14. AI Insight Outputs

AI should generate:

  1. Community summary message
  2. Top recurring issue list
  3. Improvement recommendations for organizers
  4. Audience-specific advisory lines:
  • for participants
  • for sponsors/partners
  • for mentors/judges

Example participant advisory:

Strong mentorship quality and project support; expect strict deadlines and review event timeline notes before applying.

Example sponsor advisory:

Reliable participant engagement and high challenge completion rates; request milestone-based delivery tracking for smoother collaboration.

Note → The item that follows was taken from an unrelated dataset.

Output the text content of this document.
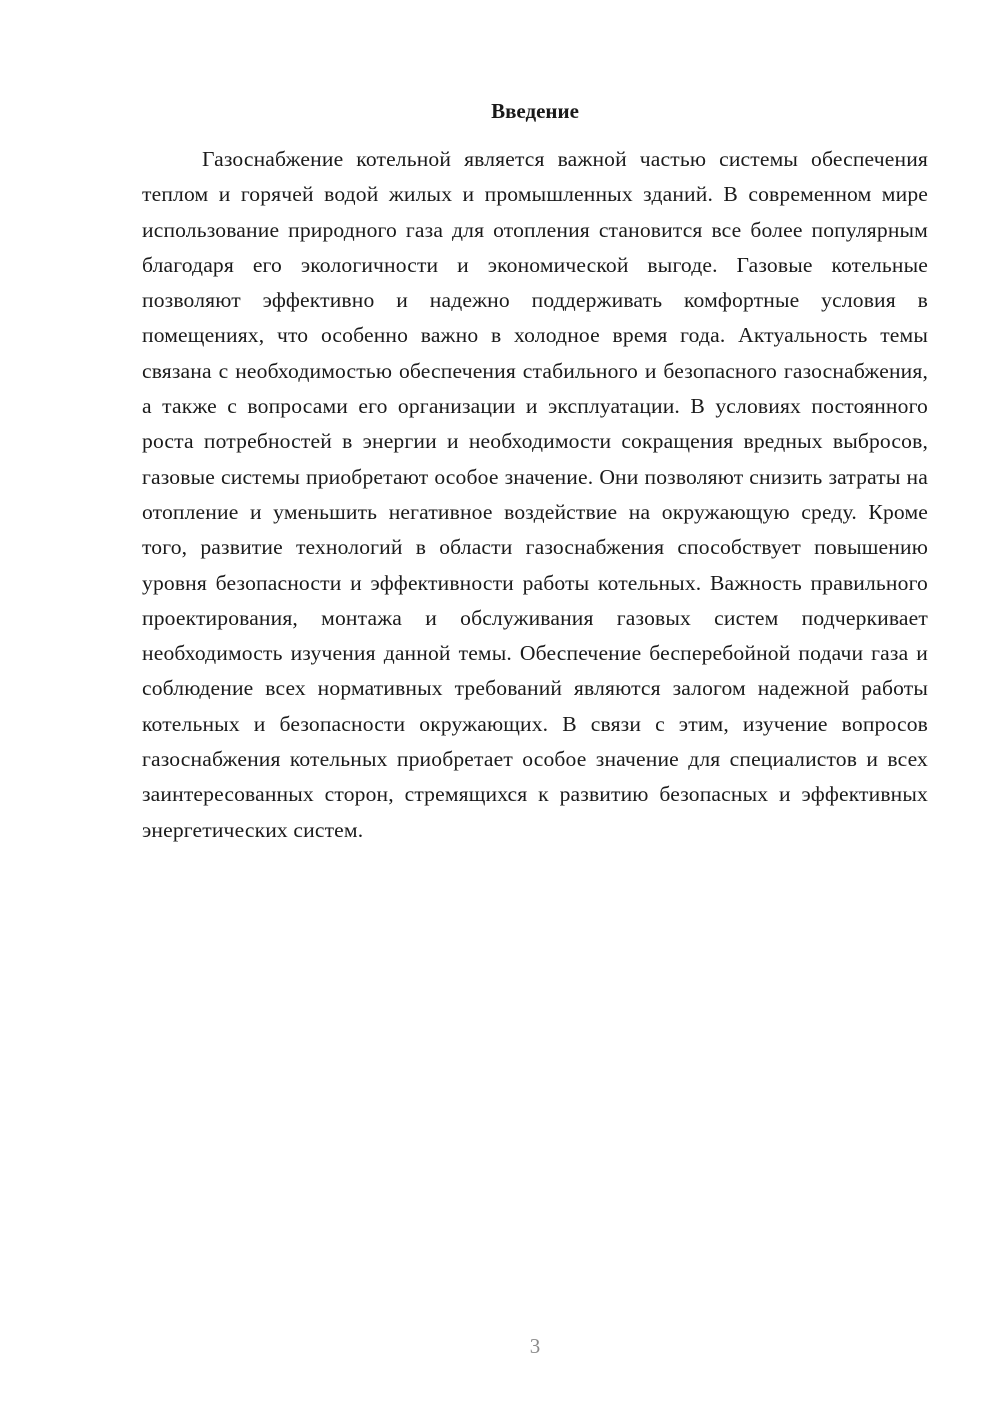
Введение

Газоснабжение котельной является важной частью системы обеспечения теплом и горячей водой жилых и промышленных зданий. В современном мире использование природного газа для отопления становится все более популярным благодаря его экологичности и экономической выгоде. Газовые котельные позволяют эффективно и надежно поддерживать комфортные условия в помещениях, что особенно важно в холодное время года. Актуальность темы связана с необходимостью обеспечения стабильного и безопасного газоснабжения, а также с вопросами его организации и эксплуатации. В условиях постоянного роста потребностей в энергии и необходимости сокращения вредных выбросов, газовые системы приобретают особое значение. Они позволяют снизить затраты на отопление и уменьшить негативное воздействие на окружающую среду. Кроме того, развитие технологий в области газоснабжения способствует повышению уровня безопасности и эффективности работы котельных. Важность правильного проектирования, монтажа и обслуживания газовых систем подчеркивает необходимость изучения данной темы. Обеспечение бесперебойной подачи газа и соблюдение всех нормативных требований являются залогом надежной работы котельных и безопасности окружающих. В связи с этим, изучение вопросов газоснабжения котельных приобретает особое значение для специалистов и всех заинтересованных сторон, стремящихся к развитию безопасных и эффективных энергетических систем.

3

15. KPIs for Community Trust Growth

Track weekly:

  • verified review submission rate
  • trust score trend by community
  • issue recurrence rate
  • mean resolution time for trust issues
  • confidence coverage (how many communities have high-confidence scores)
  • participant apply conversion vs trust score
  • sponsor request conversion vs trust score

16. Rollout Plan

Phase 1:

  • review collection forms
  • basic trust score and public badge

Phase 2:

  • AI summary generation
  • confidence scoring
  • moderation queue

Phase 3:

  • trend analytics and recurring issue detection
  • role-specific advisory summaries

Phase 4:

  • trust-based recommendation ranking in community/event discovery
  • advanced anti-manipulation detection

17. Final Definition

One-line system definition:

CommDesk Trust System turns feedback and event history into transparent, AI-assisted trust intelligence so participants, sponsors, mentors, and members can choose better communities and events.